Source: Saxe Doernberger & Vita, P.C., October 2013

New York District Court Applies “No Prejudice” Rule to Late Notice Claim for Policy “Issued and Delivered” Outside the State with NY Choice of Law Provision

A New York federal district court applied the antiquated “no prejudice” rule to an insured’s late notice claim in Indian Harbor Insurance Co. v. City of San Diego, 2013 WL 5340380 (S.D.N.Y. Sept. 25, 2013). The insurance policy in question was issued in Pennsylvania, delivered to the policyholder in California, and insured risks located in California. The policy contained both New York choice of law and forum selection clauses. In holding that the insurer had no duty to indemnify, the court held that only those policies “issued and delivered” in New York are entitled to take advantage of New York’s statutory “notice-prejudice” standard, which requires that an insurer show prejudice resulting from the policyholder’s late notice in order to deny coverage on that basis. Rather, the court held that foreign insurance policies with New York choice of law provisions are subject to the draconian common law “no prejudice” standard, under which an insurer does not have to show that it was prejudiced by late notice in order to deny coverage.

The Indian Harbor case involved three underlying pollution claims made against the California State Association of Counties and the City of San Diego (collectively “the City”). For each claim, the City failed to give timely notice to the insurer after receiving the claim. The insurer disclaimed coverage and sought a declaration that it had no duty to indemnify the City due to the late notice.

One of the City’s principle defenses to Indian Harbor’s suit was that New York Insurance Law § 3420(a)(5) establishes a prejudice standard regarding late notice claims. The statute provides, in relevant part:

(a) No policy or contract insuring against liability for injury to person…or against liability for injury to, or destruction of, property shall be issued or delivered in this state, unless it contains in substance the following provisions . . .

(5) A provision that failure to give any notice required to be given by such policy within the time prescribed therein shall not invalidate any claim made by the insured, injured person or any other claimant, unless the failure to provide timely notice has prejudiced the insurer . . .

N.Y. Ins. Law § 3420 (2008) (emphasis added). The City claimed that its policy should not be governed by the “no prejudice” standard because it was issued after January 17, 2009 and was valid upon signature of a New York-based representative of the insurer. Indian Harbor countered that § 3420(a)(5) did not apply because the policy was issued and delivered outside the state – issued in Pennsylvania, delivered in California – and therefore the common law “no prejudice” standard applied.

The court agreed with Indian Harbor, holding that under New York law, a policy is not issued when signed, but rather when it is “sent out or distributed officially.” Because the policy was “sent out” from Pennsylvania, the City could not take advantage of New York statutory law, and, instead, New York’s common law “no prejudice” rule applied.

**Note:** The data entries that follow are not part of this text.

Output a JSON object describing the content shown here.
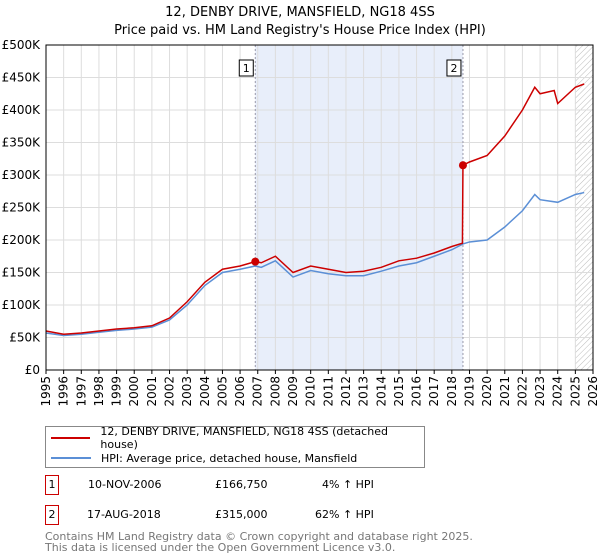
{
  "title": [
    "12, DENBY DRIVE, MANSFIELD, NG18 4SS",
    "Price paid vs. HM Land Registry's House Price Index (HPI)"
  ],
  "chart_data": {
    "type": "line",
    "title": "12, DENBY DRIVE, MANSFIELD, NG18 4SS — Price paid vs. HM Land Registry's House Price Index (HPI)",
    "xlim": [
      1995,
      2026
    ],
    "ylim": [
      0,
      500000
    ],
    "x_ticks": [
      "1995",
      "1996",
      "1997",
      "1998",
      "1999",
      "2000",
      "2001",
      "2002",
      "2003",
      "2004",
      "2005",
      "2006",
      "2007",
      "2008",
      "2009",
      "2010",
      "2011",
      "2012",
      "2013",
      "2014",
      "2015",
      "2016",
      "2017",
      "2018",
      "2019",
      "2020",
      "2021",
      "2022",
      "2023",
      "2024",
      "2025",
      "2026"
    ],
    "y_ticks": [
      {
        "v": 0,
        "label": "£0"
      },
      {
        "v": 50000,
        "label": "£50K"
      },
      {
        "v": 100000,
        "label": "£100K"
      },
      {
        "v": 150000,
        "label": "£150K"
      },
      {
        "v": 200000,
        "label": "£200K"
      },
      {
        "v": 250000,
        "label": "£250K"
      },
      {
        "v": 300000,
        "label": "£300K"
      },
      {
        "v": 350000,
        "label": "£350K"
      },
      {
        "v": 400000,
        "label": "£400K"
      },
      {
        "v": 450000,
        "label": "£450K"
      },
      {
        "v": 500000,
        "label": "£500K"
      }
    ],
    "grid": true,
    "series": [
      {
        "name": "12, DENBY DRIVE, MANSFIELD, NG18 4SS (detached house)",
        "color": "#cc0000",
        "x": [
          1995,
          1996,
          1997,
          1998,
          1999,
          2000,
          2001,
          2002,
          2003,
          2004,
          2005,
          2006,
          2006.86,
          2007.2,
          2008,
          2009,
          2010,
          2011,
          2012,
          2013,
          2014,
          2015,
          2016,
          2017,
          2018,
          2018.6,
          2018.63,
          2019,
          2020,
          2021,
          2022,
          2022.7,
          2023,
          2023.8,
          2024,
          2025,
          2025.5
        ],
        "y": [
          60000,
          55000,
          57000,
          60000,
          63000,
          65000,
          68000,
          80000,
          105000,
          135000,
          155000,
          160000,
          166750,
          165000,
          175000,
          150000,
          160000,
          155000,
          150000,
          152000,
          158000,
          168000,
          172000,
          180000,
          190000,
          195000,
          315000,
          320000,
          330000,
          360000,
          400000,
          435000,
          425000,
          430000,
          410000,
          435000,
          440000
        ]
      },
      {
        "name": "HPI: Average price, detached house, Mansfield",
        "color": "#5b8fd6",
        "x": [
          1995,
          1996,
          1997,
          1998,
          1999,
          2000,
          2001,
          2002,
          2003,
          2004,
          2005,
          2006,
          2006.86,
          2007.2,
          2008,
          2009,
          2010,
          2011,
          2012,
          2013,
          2014,
          2015,
          2016,
          2017,
          2018,
          2018.63,
          2019,
          2020,
          2021,
          2022,
          2022.7,
          2023,
          2024,
          2025,
          2025.5
        ],
        "y": [
          57000,
          53000,
          55000,
          58000,
          61000,
          63000,
          66000,
          77000,
          100000,
          130000,
          150000,
          155000,
          160000,
          158000,
          168000,
          143000,
          153000,
          148000,
          145000,
          145000,
          152000,
          160000,
          165000,
          175000,
          185000,
          194000,
          197000,
          200000,
          220000,
          245000,
          270000,
          262000,
          258000,
          270000,
          273000
        ]
      }
    ],
    "annotations": [
      {
        "label": "1",
        "x": 2006.86
      },
      {
        "label": "2",
        "x": 2018.63
      }
    ]
  },
  "legend": [
    "12, DENBY DRIVE, MANSFIELD, NG18 4SS (detached house)",
    "HPI: Average price, detached house, Mansfield"
  ],
  "sales": [
    {
      "num": "1",
      "date": "10-NOV-2006",
      "price": "£166,750",
      "hpi": "4% ↑ HPI"
    },
    {
      "num": "2",
      "date": "17-AUG-2018",
      "price": "£315,000",
      "hpi": "62% ↑ HPI"
    }
  ],
  "footer": [
    "Contains HM Land Registry data © Crown copyright and database right 2025.",
    "This data is licensed under the Open Government Licence v3.0."
  ]
}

The court also rejected the City’s public policy argument that the statute should apply equally to all policies whether issued in-state or out of state, as well as the argument that California law should apply to the interpretation of the policy because the New York choice of law provision was unconstitutional.

While a strict reading of the statute yields the result produced in Indian Harbor, it is unlikely that the New York legislature’s intent in passing § 3420(a)(5) was to subject foreign insurance policies with New York choice of law provisions to the draconian “no prejudice” standard. Holding insureds to a prejudice standard simply by virtue of where the policy was “issued or delivered” seems arbitrary and unfair.

Indian Harbor stresses the importance of reviewing a policy for choice of law provisions and thoroughly reviewing the implications of applicable state law.